Copper's Supply/Demand Problem: Bulls Versus Bears

Copper advanced to the highest in more than a month on the prospect for deeper cuts from producers in China, the world’s top consumer.

The Asian nation’s largest smelters, including Jiangxi Copper Co. and Tongling Nonferrous Metals Group Co., may lower output by more than the 350,000 metric tons already announced if their profitability deteriorates, according to people with knowledge of the matter. The chances of increased reductions comes amid signs of stabilizing demand. In November, the country’s imports of refined copper climbed to the highest since January 2014 as a slump in prices helped to spark buying.

“Production cuts and cost considerations lend some backbone to a market that has lacked exactly that for a while,” Michael Turek, the head of base metals at BGC Partners Inc. in New York, said in a note.

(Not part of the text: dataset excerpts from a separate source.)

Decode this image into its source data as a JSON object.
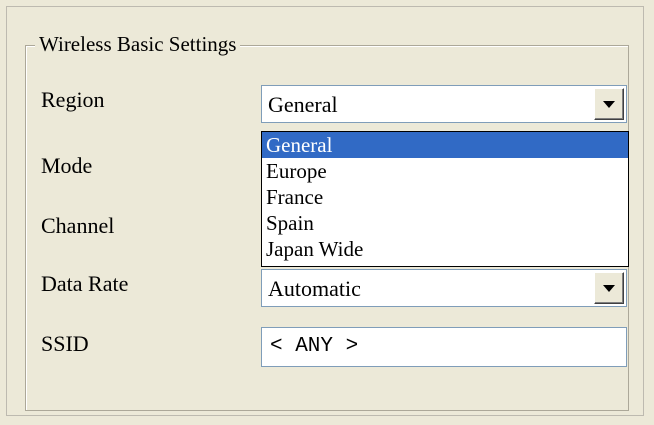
{
  "group": {
    "title": "Wireless Basic Settings"
  },
  "fields": {
    "region_label": "Region",
    "mode_label": "Mode",
    "channel_label": "Channel",
    "data_rate_label": "Data Rate",
    "ssid_label": "SSID"
  },
  "region": {
    "value": "General",
    "options": [
      "General",
      "Europe",
      "France",
      "Spain",
      "Japan Wide"
    ],
    "selected_index": 0
  },
  "data_rate": {
    "value": "Automatic"
  },
  "ssid": {
    "value": "< ANY >"
  },
  "icons": {
    "dropdown_arrow": "chevron-down-icon"
  },
  "colors": {
    "selection": "#316ac5",
    "window_bg": "#ece9d8"
  }
}
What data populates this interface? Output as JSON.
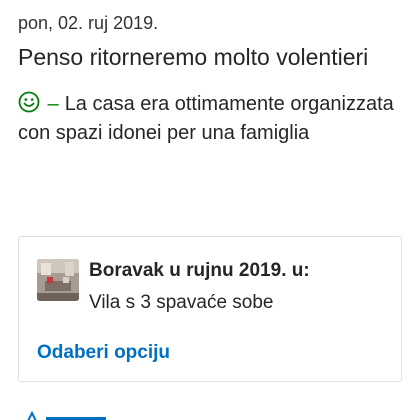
{
  "review": {
    "date": "pon, 02. ruj 2019.",
    "title": "Penso ritorneremo molto volentieri",
    "positive_icon": "smiley-icon",
    "positive_dash": "–",
    "positive_text": "La casa era ottimamente organizzata con spazi idonei per una famiglia"
  },
  "stay": {
    "title": "Boravak u rujnu 2019. u:",
    "room": "Vila s 3 spavaće sobe",
    "select_label": "Odaberi opciju"
  },
  "colors": {
    "positive": "#008009",
    "link": "#0071c2",
    "text": "#262626"
  }
}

Copper futures for March delivery gained 1.3 percent to settle at $2.14 a pound at 1:13 p.m. on the Comex in New York, after reaching $2.144, the highest for a most-active contract since Nov. 16.

Chinese refined copper imports gained 4 percent to 358,727 tons in November from a month earlier, according to data from the nation’s customs office. Shipments were 12 percent higher than the same month last year, according to the authority.

Chile, the largest copper miner, cut its 2016 price forecast for the metal to $2.20 a pound, from $2.45 earlier.

On the London Metal Exchange, copper, aluminum, zinc, lead and nickel also gained, while tin declined.